Let’s explore some of the examples of bad data throughout history:
Christopher Columbus and the discovery of the Americas
Christopher Columbus made several miscalculations when charting the distance between Europe and Asia. His first mistake was using navigation given by a Persian geographer over the more accurate and accepted calculations of a Greek geographer. Columbus could have verified that the units of measurement were correct himself but instead relied on bad data. Instead of going to Asia like he had planned he wound up discovering the Americas.
In 1985 Coca-Cola launched “New Coke” to compete with Pepsi’s growing market share during the 1980s. “New Coke” was a classic example of bad market research data. Coke relied on testing 200,000 subjects who preferred “New Coke” over both Pepsi and the traditional flavor of Coca-Cola Classic. It turns out that there were several factors that market research didn’t account for. It turns out customers are motivated by more than just taste.
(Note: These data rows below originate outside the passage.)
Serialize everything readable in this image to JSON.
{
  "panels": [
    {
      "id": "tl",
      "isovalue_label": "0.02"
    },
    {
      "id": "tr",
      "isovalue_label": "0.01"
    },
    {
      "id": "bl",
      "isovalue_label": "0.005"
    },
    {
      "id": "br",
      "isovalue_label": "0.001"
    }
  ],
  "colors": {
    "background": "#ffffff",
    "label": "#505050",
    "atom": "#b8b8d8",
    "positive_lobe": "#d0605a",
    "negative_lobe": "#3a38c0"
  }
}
Replacing the product over the original formula turned out to be a horrible decision. Coke was quick to kill “New Coke” and bring back the traditional flavor that their consumers demanded.
During the early 2000s Enron grew to be the sixth-largest energy company in the world with soaring stock prices throughout the late 1990s and early 2000s. However, a host of fraudulent financial data led to their eventual collapse in 2001. It turns out that the data being provided to shareholders in annual reports and financial statements were largely fictionalized. Dozens of indictments resulted in many Enron executives being incarcerated.
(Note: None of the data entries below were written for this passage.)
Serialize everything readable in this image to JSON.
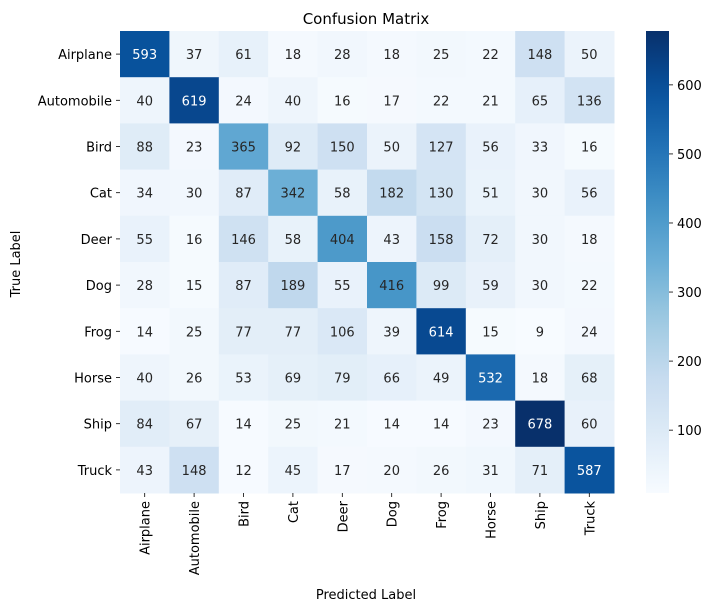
{
  "chart_data": {
    "type": "heatmap",
    "title": "Confusion Matrix",
    "xlabel": "Predicted Label",
    "ylabel": "True Label",
    "x_categories": [
      "Airplane",
      "Automobile",
      "Bird",
      "Cat",
      "Deer",
      "Dog",
      "Frog",
      "Horse",
      "Ship",
      "Truck"
    ],
    "y_categories": [
      "Airplane",
      "Automobile",
      "Bird",
      "Cat",
      "Deer",
      "Dog",
      "Frog",
      "Horse",
      "Ship",
      "Truck"
    ],
    "values": [
      [
        593,
        37,
        61,
        18,
        28,
        18,
        25,
        22,
        148,
        50
      ],
      [
        40,
        619,
        24,
        40,
        16,
        17,
        22,
        21,
        65,
        136
      ],
      [
        88,
        23,
        365,
        92,
        150,
        50,
        127,
        56,
        33,
        16
      ],
      [
        34,
        30,
        87,
        342,
        58,
        182,
        130,
        51,
        30,
        56
      ],
      [
        55,
        16,
        146,
        58,
        404,
        43,
        158,
        72,
        30,
        18
      ],
      [
        28,
        15,
        87,
        189,
        55,
        416,
        99,
        59,
        30,
        22
      ],
      [
        14,
        25,
        77,
        77,
        106,
        39,
        614,
        15,
        9,
        24
      ],
      [
        40,
        26,
        53,
        69,
        79,
        66,
        49,
        532,
        18,
        68
      ],
      [
        84,
        67,
        14,
        25,
        21,
        14,
        14,
        23,
        678,
        60
      ],
      [
        43,
        148,
        12,
        45,
        17,
        20,
        26,
        31,
        71,
        587
      ]
    ],
    "colorbar": {
      "colormap": "Blues",
      "range": [
        9,
        678
      ],
      "ticks": [
        100,
        200,
        300,
        400,
        500,
        600
      ]
    }
  }
}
The 2016 US Presidential Election
The 2016 Presidential election was mired was bad data. National polling data used to predict state-by-state Electoral College votes led to the prediction of a Hillary Clinton landslide victory. This forecast may have lead many Democrats and other voters to stay home on Election Day. This bad polling data was delivered across a host of new publications worldwide. This could have been prevented by using advanced statistics to analyze previous elections using machine-learning and created different models based on voter rolls. These methods are ultimately costly and very time-intensive.
Better data ultimately leads to better decisions. We can all learn from these examples of bad data changing history and do our part to slow the spread of misinformation throughout our society.